Just because the bonuses are rarely on the level of the core albums doesn’t mean they’re not at the very least historically interesting, and at the very most vastly entertaining, to hear. Even the crummy cuts sometimes yield insights into the creative process. The usual gap in quality is an expected testament to the editing skills of the musicians, producers, songwriters, and labels when it came to determining what should be on the finished album.

And if I don’t especially feel the need to get the core albums along with the bonus material, or care too much about the remastered/remixed versions, I’ll end on an upbeat note by praising one of those relatively uncommon instances in which a bunch of extras are packaged on their own. Let’s give a hand to last year’s Big Brother’s Sex, Dope and Cheap Thrills. As I wrote when I put it in the Top Ten of my year-end list:

Not an expanded Cheap Thrills (there was already one of those without much in the way of extras), this two-CD compilation is comprised almost entirely of outtakes from the sessions. Twenty-five of the thirty songs are previously unreleased; the previously available ones are on out-of-the-way or expensive compilations that even committed Joplin/Big Brother fans might have missed; and the one non-studio cut is a good hitherto unissued live version of “Ball and Chain” (Winterland, April 12, 1968).

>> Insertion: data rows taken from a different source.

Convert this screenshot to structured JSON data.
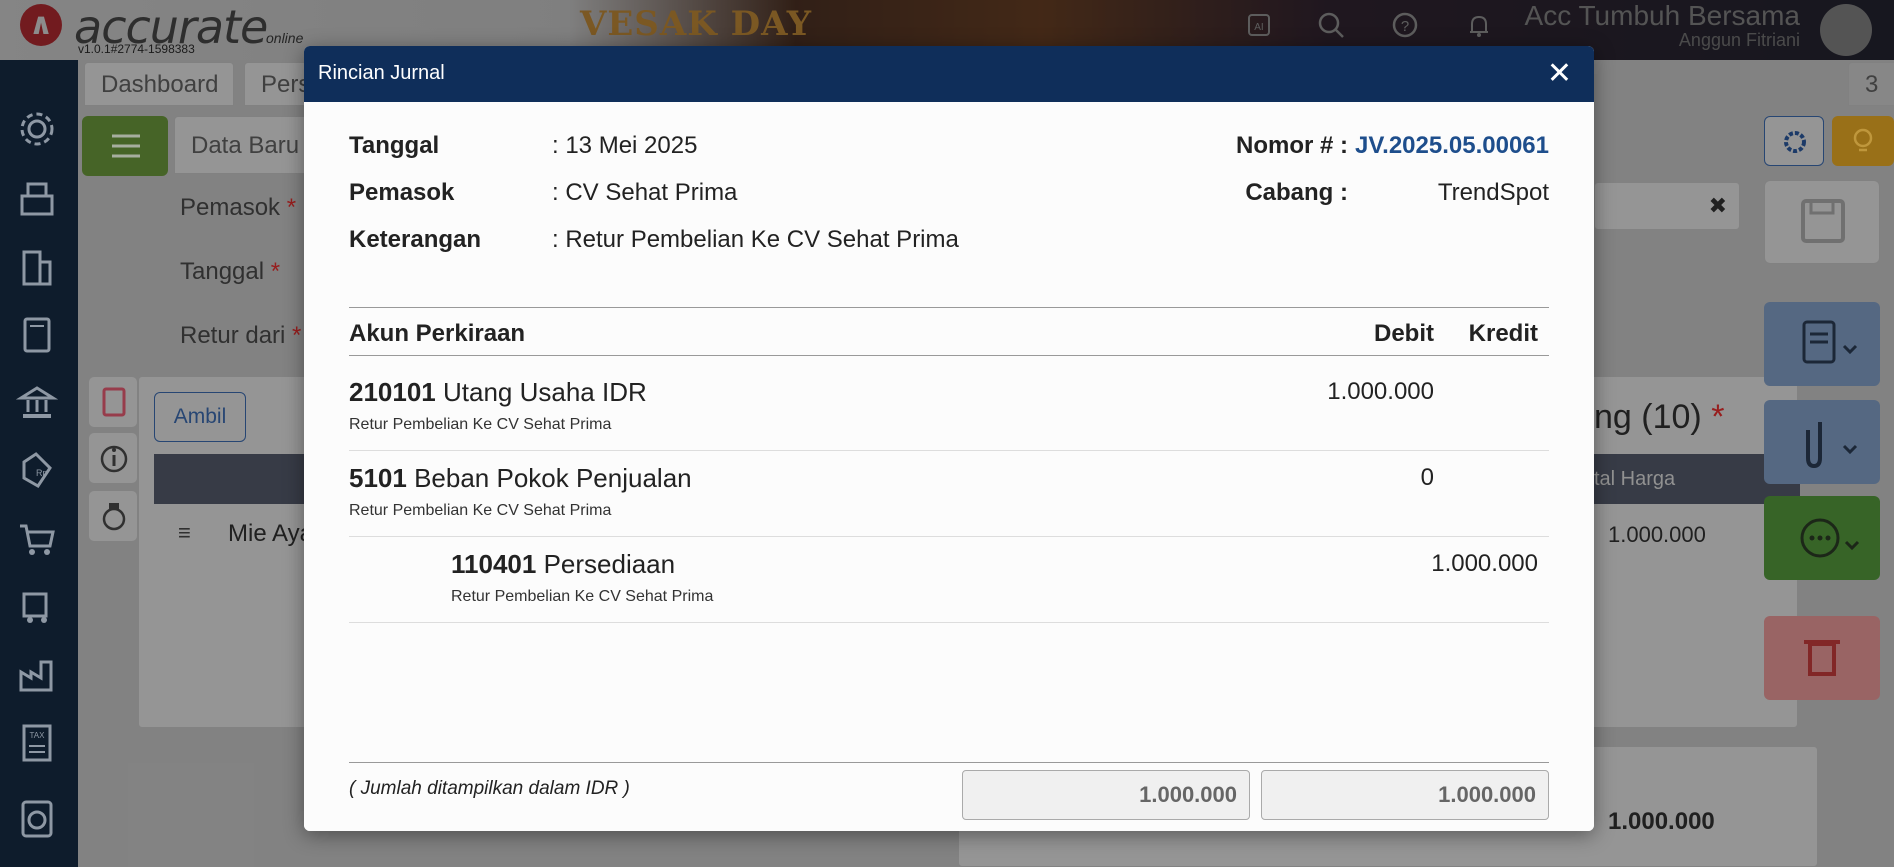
{
  "app": {
    "logo_text": "accurate",
    "logo_sub": "online",
    "version": "v1.0.1#2774-1598383",
    "banner_text": "VESAK DAY",
    "company": "Acc Tumbuh Bersama",
    "user": "Anggun Fitriani"
  },
  "background": {
    "tabs": [
      "Dashboard",
      "Pers",
      "3"
    ],
    "subtab": "Data Baru",
    "labels": [
      "Pemasok",
      "Tanggal",
      "Retur dari"
    ],
    "ambil_button": "Ambil",
    "row_item": "Mie Aya",
    "right_heading": "ng (10)",
    "column_total": "tal Harga",
    "row_amount": "1.000.000",
    "footer_total": "1.000.000"
  },
  "modal": {
    "title": "Rincian Jurnal",
    "close": "✕",
    "tanggal_label": "Tanggal",
    "tanggal_value": ": 13 Mei 2025",
    "pemasok_label": "Pemasok",
    "pemasok_value": ": CV Sehat Prima",
    "keterangan_label": "Keterangan",
    "keterangan_value": ": Retur Pembelian Ke CV Sehat Prima",
    "nomor_label": "Nomor # :",
    "nomor_value": "JV.2025.05.00061",
    "cabang_label": "Cabang :",
    "cabang_value": "TrendSpot",
    "columns": {
      "akun": "Akun Perkiraan",
      "debit": "Debit",
      "kredit": "Kredit"
    },
    "rows": [
      {
        "code": "210101",
        "name": "Utang Usaha IDR",
        "desc": "Retur Pembelian Ke CV Sehat Prima",
        "debit": "1.000.000",
        "kredit": ""
      },
      {
        "code": "5101",
        "name": "Beban Pokok Penjualan",
        "desc": "Retur Pembelian Ke CV Sehat Prima",
        "debit": "0",
        "kredit": ""
      },
      {
        "code": "110401",
        "name": "Persediaan",
        "desc": "Retur Pembelian Ke CV Sehat Prima",
        "debit": "",
        "kredit": "1.000.000"
      }
    ],
    "footnote": "( Jumlah ditampilkan dalam IDR )",
    "total_debit": "1.000.000",
    "total_kredit": "1.000.000"
  }
}
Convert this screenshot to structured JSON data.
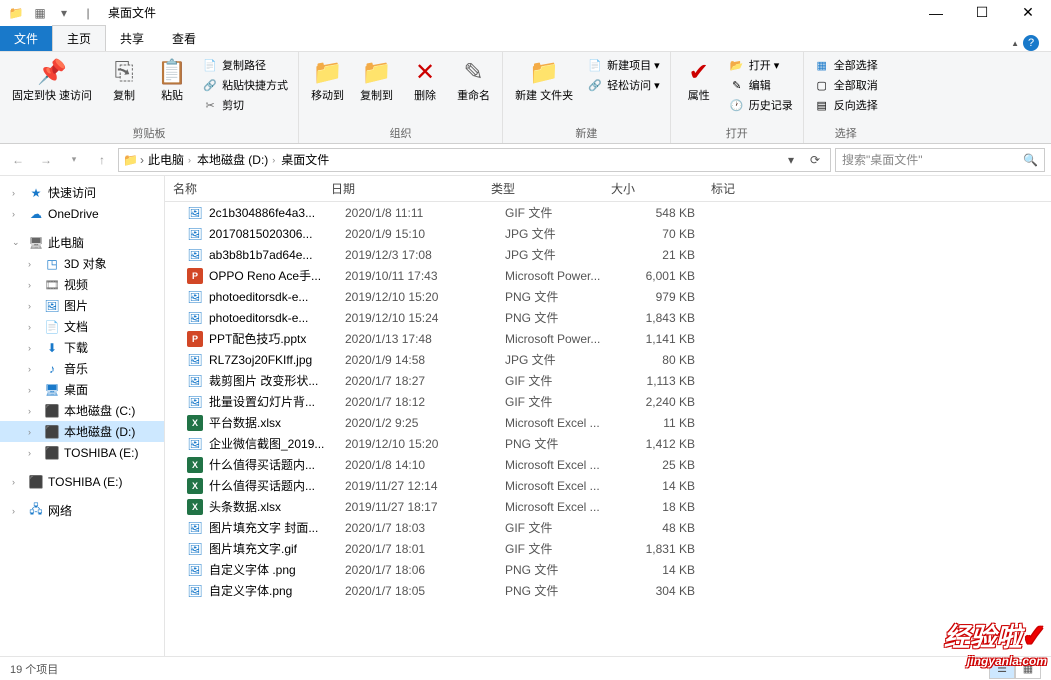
{
  "window": {
    "title": "桌面文件"
  },
  "tabs": {
    "file": "文件",
    "home": "主页",
    "share": "共享",
    "view": "查看"
  },
  "ribbon": {
    "clipboard": {
      "pin": "固定到快\n速访问",
      "copy": "复制",
      "paste": "粘贴",
      "copypath": "复制路径",
      "pasteshortcut": "粘贴快捷方式",
      "cut": "剪切",
      "label": "剪贴板"
    },
    "organize": {
      "moveto": "移动到",
      "copyto": "复制到",
      "delete": "删除",
      "rename": "重命名",
      "label": "组织"
    },
    "new": {
      "newfolder": "新建\n文件夹",
      "newitem": "新建项目 ▾",
      "easyaccess": "轻松访问 ▾",
      "label": "新建"
    },
    "open": {
      "properties": "属性",
      "open": "打开 ▾",
      "edit": "编辑",
      "history": "历史记录",
      "label": "打开"
    },
    "select": {
      "selectall": "全部选择",
      "selectnone": "全部取消",
      "invert": "反向选择",
      "label": "选择"
    }
  },
  "breadcrumbs": [
    "此电脑",
    "本地磁盘 (D:)",
    "桌面文件"
  ],
  "search": {
    "placeholder": "搜索\"桌面文件\""
  },
  "tree": [
    {
      "icon": "★",
      "label": "快速访问",
      "exp": ">",
      "color": "blue"
    },
    {
      "icon": "☁",
      "label": "OneDrive",
      "exp": ">",
      "color": "blue"
    },
    {
      "sep": true
    },
    {
      "icon": "🖥",
      "label": "此电脑",
      "exp": "v",
      "color": "gray"
    },
    {
      "icon": "◳",
      "label": "3D 对象",
      "exp": ">",
      "indent": 1,
      "color": "blue"
    },
    {
      "icon": "🎞",
      "label": "视频",
      "exp": ">",
      "indent": 1,
      "color": "gray"
    },
    {
      "icon": "🖼",
      "label": "图片",
      "exp": ">",
      "indent": 1,
      "color": "blue"
    },
    {
      "icon": "📄",
      "label": "文档",
      "exp": ">",
      "indent": 1,
      "color": "gray"
    },
    {
      "icon": "⬇",
      "label": "下载",
      "exp": ">",
      "indent": 1,
      "color": "blue"
    },
    {
      "icon": "♪",
      "label": "音乐",
      "exp": ">",
      "indent": 1,
      "color": "blue"
    },
    {
      "icon": "🖥",
      "label": "桌面",
      "exp": ">",
      "indent": 1,
      "color": "blue"
    },
    {
      "icon": "⬛",
      "label": "本地磁盘 (C:)",
      "exp": ">",
      "indent": 1,
      "color": "gray"
    },
    {
      "icon": "⬛",
      "label": "本地磁盘 (D:)",
      "exp": ">",
      "indent": 1,
      "color": "gray",
      "sel": true
    },
    {
      "icon": "⬛",
      "label": "TOSHIBA (E:)",
      "exp": ">",
      "indent": 1,
      "color": "gray"
    },
    {
      "sep": true
    },
    {
      "icon": "⬛",
      "label": "TOSHIBA (E:)",
      "exp": ">",
      "color": "gray"
    },
    {
      "sep": true
    },
    {
      "icon": "🖧",
      "label": "网络",
      "exp": ">",
      "color": "blue"
    }
  ],
  "columns": {
    "name": "名称",
    "date": "日期",
    "type": "类型",
    "size": "大小",
    "tags": "标记"
  },
  "files": [
    {
      "icon": "🖼",
      "name": "2c1b304886fe4a3...",
      "date": "2020/1/8 11:11",
      "type": "GIF 文件",
      "size": "548 KB"
    },
    {
      "icon": "🖼",
      "name": "20170815020306...",
      "date": "2020/1/9 15:10",
      "type": "JPG 文件",
      "size": "70 KB"
    },
    {
      "icon": "🖼",
      "name": "ab3b8b1b7ad64e...",
      "date": "2019/12/3 17:08",
      "type": "JPG 文件",
      "size": "21 KB"
    },
    {
      "icon": "P",
      "ic": "orange",
      "name": "OPPO Reno Ace手...",
      "date": "2019/10/11 17:43",
      "type": "Microsoft Power...",
      "size": "6,001 KB"
    },
    {
      "icon": "🖼",
      "name": "photoeditorsdk-e...",
      "date": "2019/12/10 15:20",
      "type": "PNG 文件",
      "size": "979 KB"
    },
    {
      "icon": "🖼",
      "name": "photoeditorsdk-e...",
      "date": "2019/12/10 15:24",
      "type": "PNG 文件",
      "size": "1,843 KB"
    },
    {
      "icon": "P",
      "ic": "orange",
      "name": "PPT配色技巧.pptx",
      "date": "2020/1/13 17:48",
      "type": "Microsoft Power...",
      "size": "1,141 KB"
    },
    {
      "icon": "🖼",
      "name": "RL7Z3oj20FKIff.jpg",
      "date": "2020/1/9 14:58",
      "type": "JPG 文件",
      "size": "80 KB"
    },
    {
      "icon": "🖼",
      "name": "裁剪图片 改变形状...",
      "date": "2020/1/7 18:27",
      "type": "GIF 文件",
      "size": "1,113 KB"
    },
    {
      "icon": "🖼",
      "name": "批量设置幻灯片背...",
      "date": "2020/1/7 18:12",
      "type": "GIF 文件",
      "size": "2,240 KB"
    },
    {
      "icon": "X",
      "ic": "green",
      "name": "平台数据.xlsx",
      "date": "2020/1/2 9:25",
      "type": "Microsoft Excel ...",
      "size": "11 KB"
    },
    {
      "icon": "🖼",
      "name": "企业微信截图_2019...",
      "date": "2019/12/10 15:20",
      "type": "PNG 文件",
      "size": "1,412 KB"
    },
    {
      "icon": "X",
      "ic": "green",
      "name": "什么值得买话题内...",
      "date": "2020/1/8 14:10",
      "type": "Microsoft Excel ...",
      "size": "25 KB"
    },
    {
      "icon": "X",
      "ic": "green",
      "name": "什么值得买话题内...",
      "date": "2019/11/27 12:14",
      "type": "Microsoft Excel ...",
      "size": "14 KB"
    },
    {
      "icon": "X",
      "ic": "green",
      "name": "头条数据.xlsx",
      "date": "2019/11/27 18:17",
      "type": "Microsoft Excel ...",
      "size": "18 KB"
    },
    {
      "icon": "🖼",
      "name": "图片填充文字 封面...",
      "date": "2020/1/7 18:03",
      "type": "GIF 文件",
      "size": "48 KB"
    },
    {
      "icon": "🖼",
      "name": "图片填充文字.gif",
      "date": "2020/1/7 18:01",
      "type": "GIF 文件",
      "size": "1,831 KB"
    },
    {
      "icon": "🖼",
      "name": "自定义字体 .png",
      "date": "2020/1/7 18:06",
      "type": "PNG 文件",
      "size": "14 KB"
    },
    {
      "icon": "🖼",
      "name": "自定义字体.png",
      "date": "2020/1/7 18:05",
      "type": "PNG 文件",
      "size": "304 KB"
    }
  ],
  "status": {
    "items": "19 个项目"
  },
  "watermark": {
    "big": "经验啦",
    "small": "jingyanla.com"
  }
}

There are good, though not book-length, liner notes by drummer David Getz, and an appreciation by Grace Slick that’s thoughtful and long enough not to look phoned in. And you can get all this as a standalone release, instead of having to buy it as part of an expanded Cheap Thrills edition that compels you to buy the original album—which you probably already have in at least two formats—all over again. And the double-CD sold for a reasonable $14.98 plus tax at my local record store. Hey, labels (and artists), pay attention: this is the way to do it!